Moscú como edén donde cumplir nuestros sueños. Moscú como entelequia que nos permite tejer un manto que nos proteja de todo aquello que no hace mal, hasta incluso de los malos recuerdos. Moscú, espacio donde reivindicar la esperanza de un futuro mejor… En esa infructuosa, por insulsa, búsqueda de la felicidad por parte de tres hermanas: Olga, Masha e Irina, es donde el maestro Chéjovubica una de sus últimas obras dramáticas, y donde quizá, también, mejor sitúa su particular búsqueda del demiurgo existencial del ser humano. La idiotez o la estupidez del hombre, a la hora de intentar cambiar el rumbo de su vida, convierten a esta obra de teatro en un perfecto espejo en el que mirarse en la situación actual de un mundo sólo inmerso en sus propios vicios y errores, donde el hedonismo rampante es, quizá, el más abrumador de todos ellos, pues cada vez menos, el ser humano se muestra interesado por salir de esa zona de confort en la que vive y habita, siendo un buen ejemplo de ello, la falsa plenitud personal que alcanza a través, y en, las redes sociales.
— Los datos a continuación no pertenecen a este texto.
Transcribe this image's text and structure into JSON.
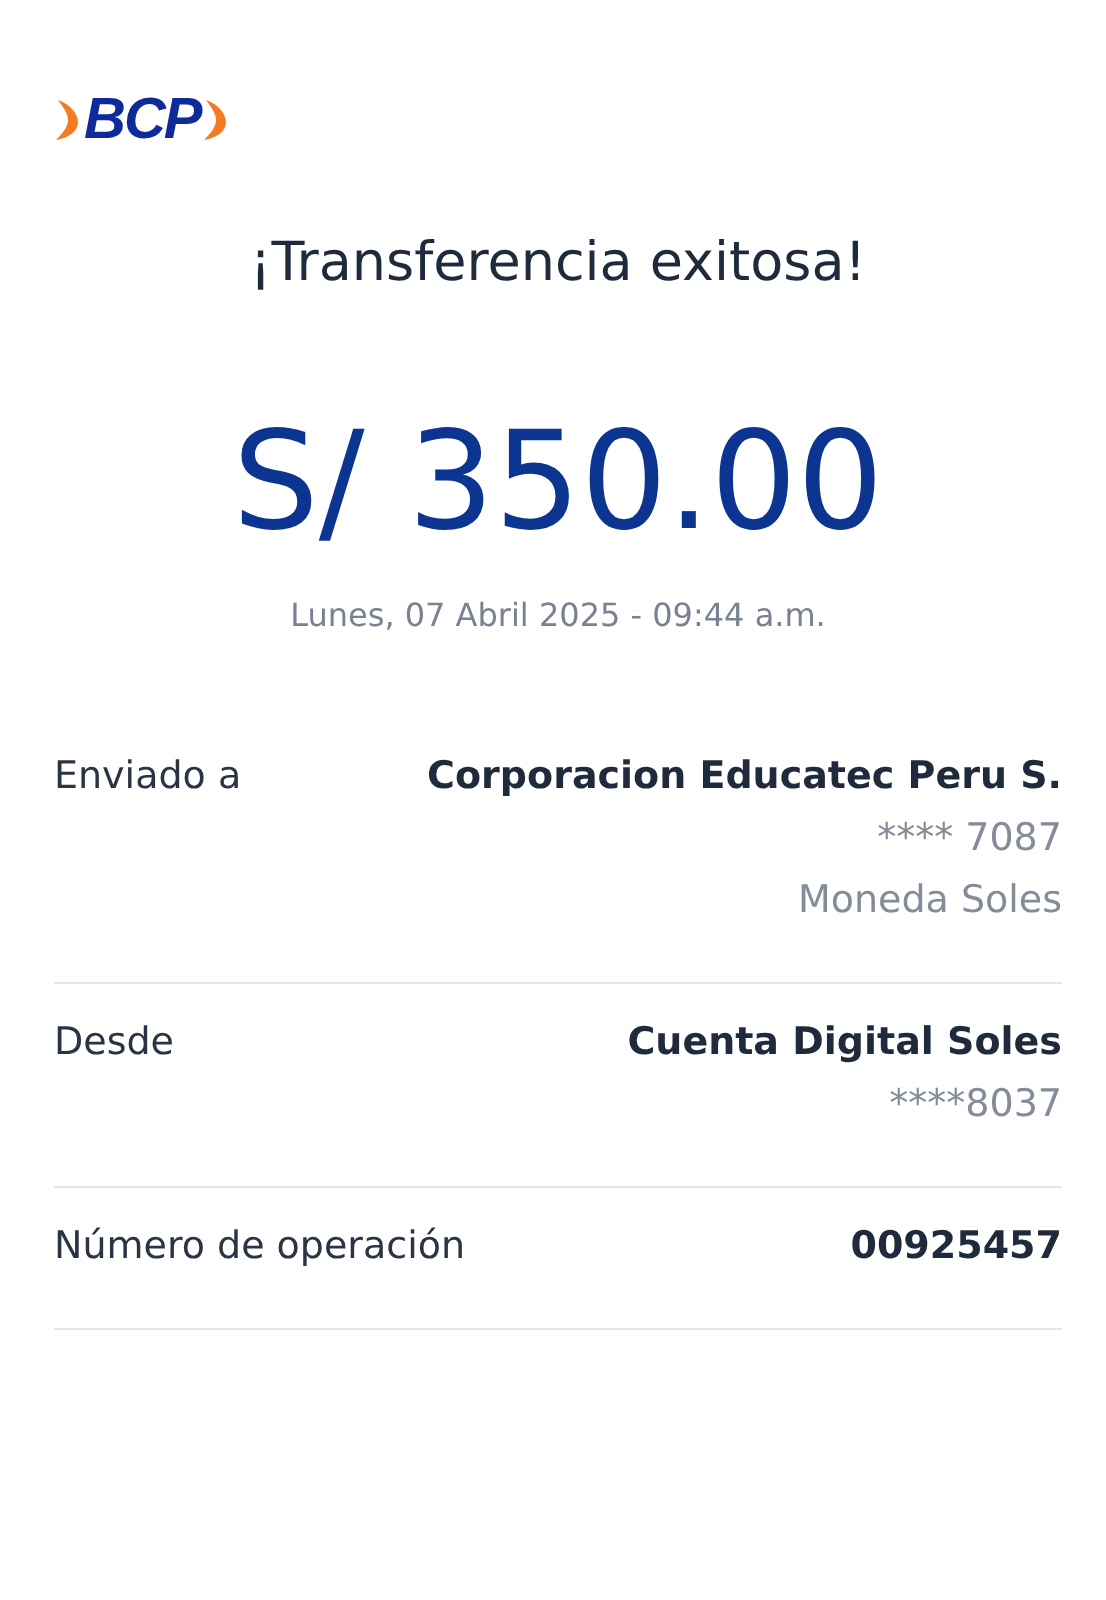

En contraposición a todo ese infinito ejército, una vez más, Juan Pastor se alza como un faro que nos intenta iluminar a lo largo de nuestro oscuro camino, y lo hace, bajo la también falsa apariencia de las cosas sencillas y los acontecimientos banales que transcurren en la no menos banales vidas de la familia Prózorov. La propuesta del director y los actores, del ya mítico Teatro Guindalera, se ve engrandecida por el escenario y la sala que acogen a esta función dentro de los Teatros del Canal de la Comunidad de Madrid, pues la amplitud de espacios, permiten a la compañía afrontar la representación en un lugar más holgado donde llevar a cabo su trabajo, más si cabe, en este caso, al encontrarnos en una obra de teatro coral, donde atrezzo y actores cambian y se combinan en un perfecto juego de idas y venidas, pones y quitas que representan de una forma muy acertada ese axioma que nos dice: «vamos a cambiarlo todo, para que todo siga igual», pues es en esa inconsistente capacidad para llegar a cambiarlo todo, en la que se mueven Olga, Masha e Irina junto al resto de personajes que componen esta obra de teatro en la que, Chéjov, de una forma pacífica y sin grandes aspavientos, dirige a sus actores hacia el abismo, en contraposición, por ejemplo, con los dramaturgos norteamericanos de mediados del s. XX.
En Tres hermanas, también, una vez más, asistimos al espectáculo que nos presenta lo cómico dentro de lo trágico, y donde, de nuevo, el papel protagonista de las mujeres en las obras del dramaturgo ruso es más que sobresaliente, pues siempre nos dibuja almas femeninas con esa carga existencial que, en ocasiones, las aparta de la realidad que las rodea y las lleva a crearse un mundo propio (como por ejemplo el de Masha cuando recita un poema que nunca es capaz de terminar). En este sentido, la huida, como válvula de escape por la que llegar a poder afrontar la pérdida de la felicidad, es la opción que adoptan unas hermanas, y por ende, una sociedad a la que representan, y que son el más fiel reflejo del final de la era zarista en Rusia, que camina sin mayor determinación, que la del propio paso del tiempo, hacia su extinción. Usos, ideales y costumbres que, como en la época actual, van a cambiar sin que el ser humano que va a ser protagonistas de ellas, sepa cuál y cómo va a ser ese cambio, ni cuándo se va a producir, por lo que la representación de la deriva alcanza en esta obra tintes más bien catastróficos y demoledores. Hay que aprender a leer tras las apariencias, y a eso es a lo que nos invita Chéjov en Tres hermanas, y lo hace bajo el signo de un juego coral constante; un juego que emite un eco de voces embarulladas a las que les une, como ya se ha dicho antes, la esperanza de un futuro mejor, quizá, porque como dice Olga al final de la obra; “Queridas hermanas. Nada acaba como esperábamos. Nuestra vida no ha terminado aún. Nos queda mucho por vivir». Un fatídico final en el que nada más que sobrevivirán los más fuertes, como hace la propia Natacha, la mujer de Andrei, cuando se apodera de la casa de la familia Prózorov, una manifestación de fuerza que, años más tarde, también reproducirá Harold Pinter en El portero.
Ángel Silvelo Gabriel.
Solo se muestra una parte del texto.